The main features characterizing this fear can be divided into physical:
- breathing difficulty,
- a rapid heart rate
- Chest pain,
- shivering,
- nausea
- chills,
- cold sweat.
- and emotional symptoms:
- An increased sense of anxiety or panic
- A persistent desire to avoid blood-related situations
- alienation,
- loss of self-control,
- a feeling of impending danger or injury,
- the inability to control fear.
Hemophobia is often accompanied by a vasovagal fainting—a temporary loss of consciousness caused by a sudden decrease in heart rate and blood pressure in response to a strong stimulus, such as a type of blood. The person usually feels light-headed or weak before fainting. About 80% of people with hemophobia have had a vasovagal fainting, which is rare in other types of panic fears. In children, hemophobia can manifest in different ways: some children get hysterical and cry for a long time, while others, on the contrary, lock themselves up and hide.
Diagnosis and Treatment of Blood Phobia
If people have symptoms of hemophobia (fear of blood), they should consult a doctor. Diagnosis does not involve the use of special instruments or equipment; patients should be told in sufficient detail about their feelings and reactions to blood. Doctors consider how long symptoms last, when they appear, and how intense and whether family members are having phobias.
Treatment of phobias is not always necessary, especially if they do not interfere with daily life. For example, fear of snakes is unlikely to occur often in life. However, if phobia seriously affects quality of life, treatment becomes necessary. Symptoms of hemophobia may manifest during routine medical examinations, causing the person to forego important medical procedures. In such cases, treatment is mandatory.
Factors contributing to phobias
Studies show that blood phobia affects about 3-4% of the population. It usually manifests in childhood, beginning between the ages of 10 and 13. Other mental disorders, such as zophobia, agoraphobia, or panic disorder, may often occur with it. Risk factors include
Heredity.
Some people, particularly those who are emotionally sensitive, are more likely to fear. This is probably due to genetic factors.

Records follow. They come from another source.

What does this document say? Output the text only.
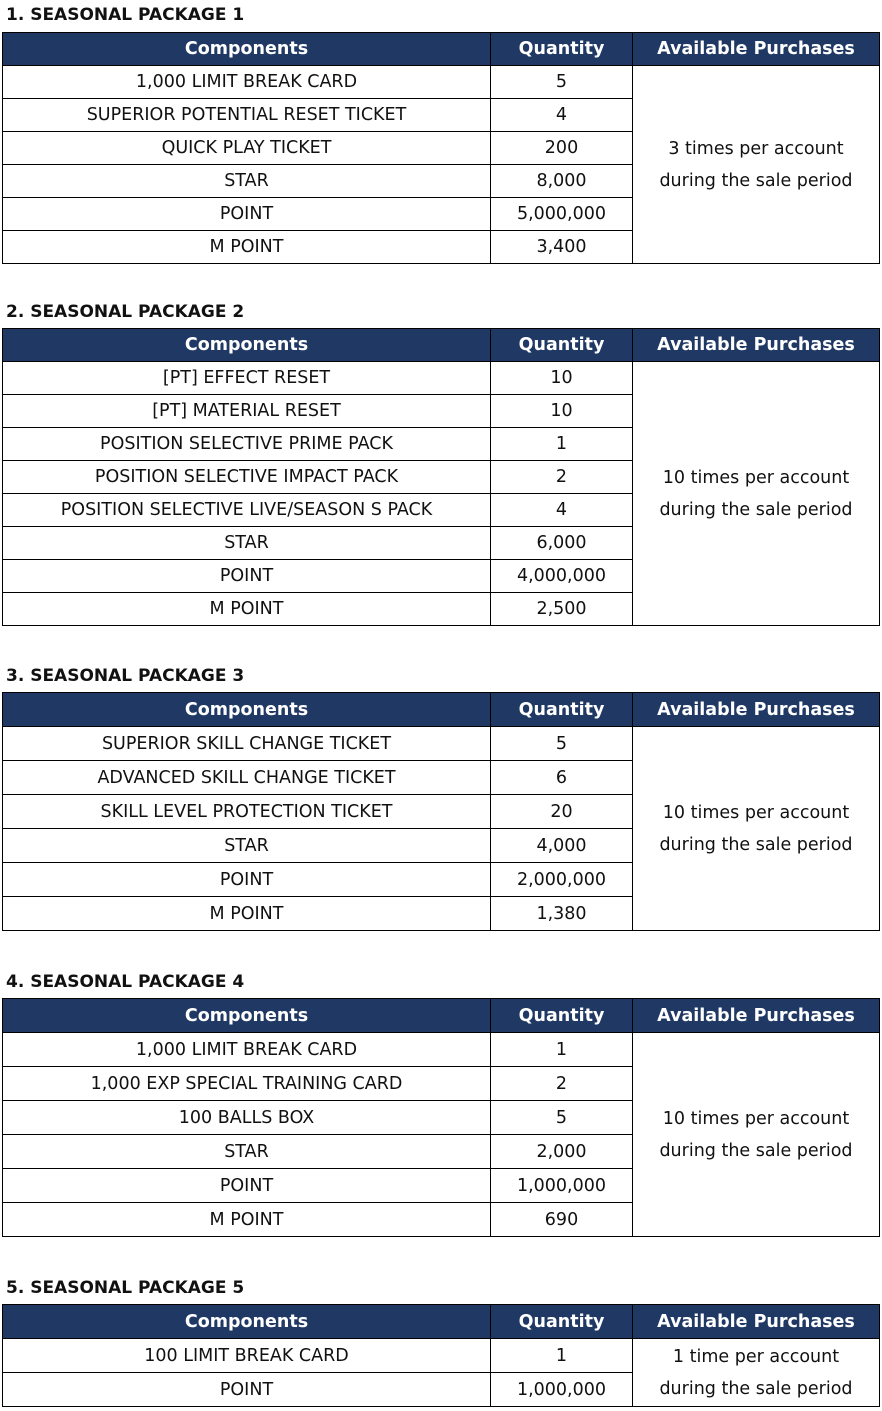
1. SEASONAL PACKAGE 1
Components	Quantity	Available Purchases
1,000 LIMIT BREAK CARD	5	3 times per account
during the sale period

SUPERIOR POTENTIAL RESET TICKET	4	
QUICK PLAY TICKET	200	
STAR	8,000	
POINT	5,000,000	
M POINT	3,400	
2. SEASONAL PACKAGE 2
Components	Quantity	Available Purchases
[PT] EFFECT RESET	10	10 times per account
during the sale period

[PT] MATERIAL RESET	10	
POSITION SELECTIVE PRIME PACK	1	
POSITION SELECTIVE IMPACT PACK	2	
POSITION SELECTIVE LIVE/SEASON S PACK	4	
STAR	6,000	
POINT	4,000,000	
M POINT	2,500	
3. SEASONAL PACKAGE 3
Components	Quantity	Available Purchases
SUPERIOR SKILL CHANGE TICKET	5	10 times per account
during the sale period

ADVANCED SKILL CHANGE TICKET	6	
SKILL LEVEL PROTECTION TICKET	20	
STAR	4,000	
POINT	2,000,000	
M POINT	1,380	
4. SEASONAL PACKAGE 4
Components	Quantity	Available Purchases
1,000 LIMIT BREAK CARD	1	10 times per account
during the sale period

1,000 EXP SPECIAL TRAINING CARD	2	
100 BALLS BOX	5	
STAR	2,000	
POINT	1,000,000	
M POINT	690	
5. SEASONAL PACKAGE 5
Components	Quantity	Available Purchases
100 LIMIT BREAK CARD	1	1 time per account
during the sale period

POINT	1,000,000	
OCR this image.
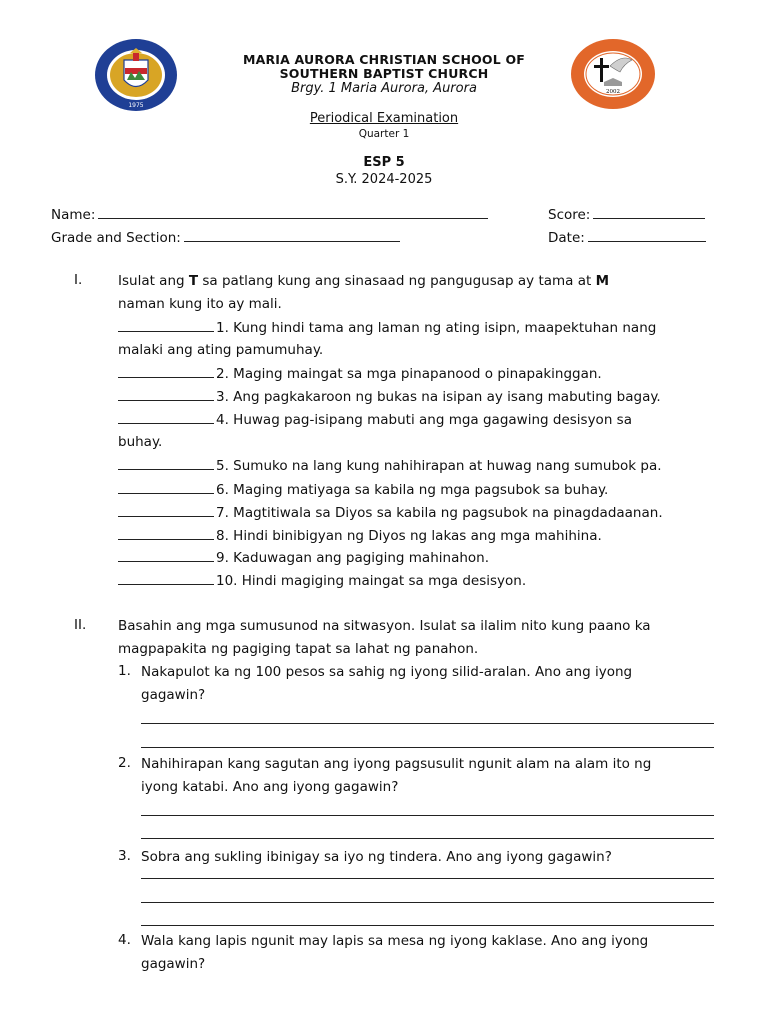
1975
2002
MARIA AURORA CHRISTIAN SCHOOL OF
SOUTHERN BAPTIST CHURCH
Brgy. 1 Maria Aurora, Aurora
Periodical Examination
Quarter 1
ESP 5
S.Y. 2024-2025
Name:	Score:
Grade and Section:	Date:
I.	Isulat ang T sa patlang kung ang sinasaad ng pangugusap ay tama at M
naman kung ito ay mali.
1. Kung hindi tama ang laman ng ating isipn, maapektuhan nang
malaki ang ating pamumuhay.
2. Maging maingat sa mga pinapanood o pinapakinggan.
3. Ang pagkakaroon ng bukas na isipan ay isang mabuting bagay.
4. Huwag pag-isipang mabuti ang mga gagawing desisyon sa
buhay.
5. Sumuko na lang kung nahihirapan at huwag nang sumubok pa.
6. Maging matiyaga sa kabila ng mga pagsubok sa buhay.
7. Magtitiwala sa Diyos sa kabila ng pagsubok na pinagdadaanan.
8. Hindi binibigyan ng Diyos ng lakas ang mga mahihina.
9. Kaduwagan ang pagiging mahinahon.
10. Hindi magiging maingat sa mga desisyon.
II. Basahin ang mga sumusunod na sitwasyon. Isulat sa ilalim nito kung paano ka
magpapakita ng pagiging tapat sa lahat ng panahon.
1. Nakapulot ka ng 100 pesos sa sahig ng iyong silid-aralan. Ano ang iyong
gagawin?
2. Nahihirapan kang sagutan ang iyong pagsusulit ngunit alam na alam ito ng
iyong katabi. Ano ang iyong gagawin?
3. Sobra ang sukling ibinigay sa iyo ng tindera. Ano ang iyong gagawin?
4. Wala kang lapis ngunit may lapis sa mesa ng iyong kaklase. Ano ang iyong
gagawin?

A parent or caregiver has a phobia.
Children are prone to imitating adults and can instinctively absorb the fears of loved ones. For example, if the mother is afraid of blood, the child can also develop hemophobia.
Parents are too caring.
Children who are over-protected may experience general anxiety for a variety of reasons. Adults worry about their child’s health and teach them to see threats everywhere.
Traumatic events.
Phobias can occur after stressful or traumatic situations. For example, if a child has been in the hospital for a long time with injuries and has experienced severe pain.
Initial fears usually occur during childhood, but manifestations can vary.
Treatment of Hemophobia
Exposure therapy: Gradual effect on fear through imaging exercises. People are encouraged to present and not be afraid of blood situations.
Cognitive therapy: Working with the thoughts that are causing anxiety. The doctor helps the person substitute more realistic and reasoned thoughts for anxiety.
Rest and relaxation: activities based on deep and even breathing (yoga, meditation, autotraining). These techniques reduce stress and relieve physical symptoms of phobia.
Muscle tension: Prevents fainting. The person is asked to alternately strain the muscles of the arms, legs, and trunk until the face turns red. This distracts the brain from the trigger and helps to avoid fainting.
Drug treatment: Severe cases may require special drugs. However, they should be selected only by a specialist after a thorough diagnosis.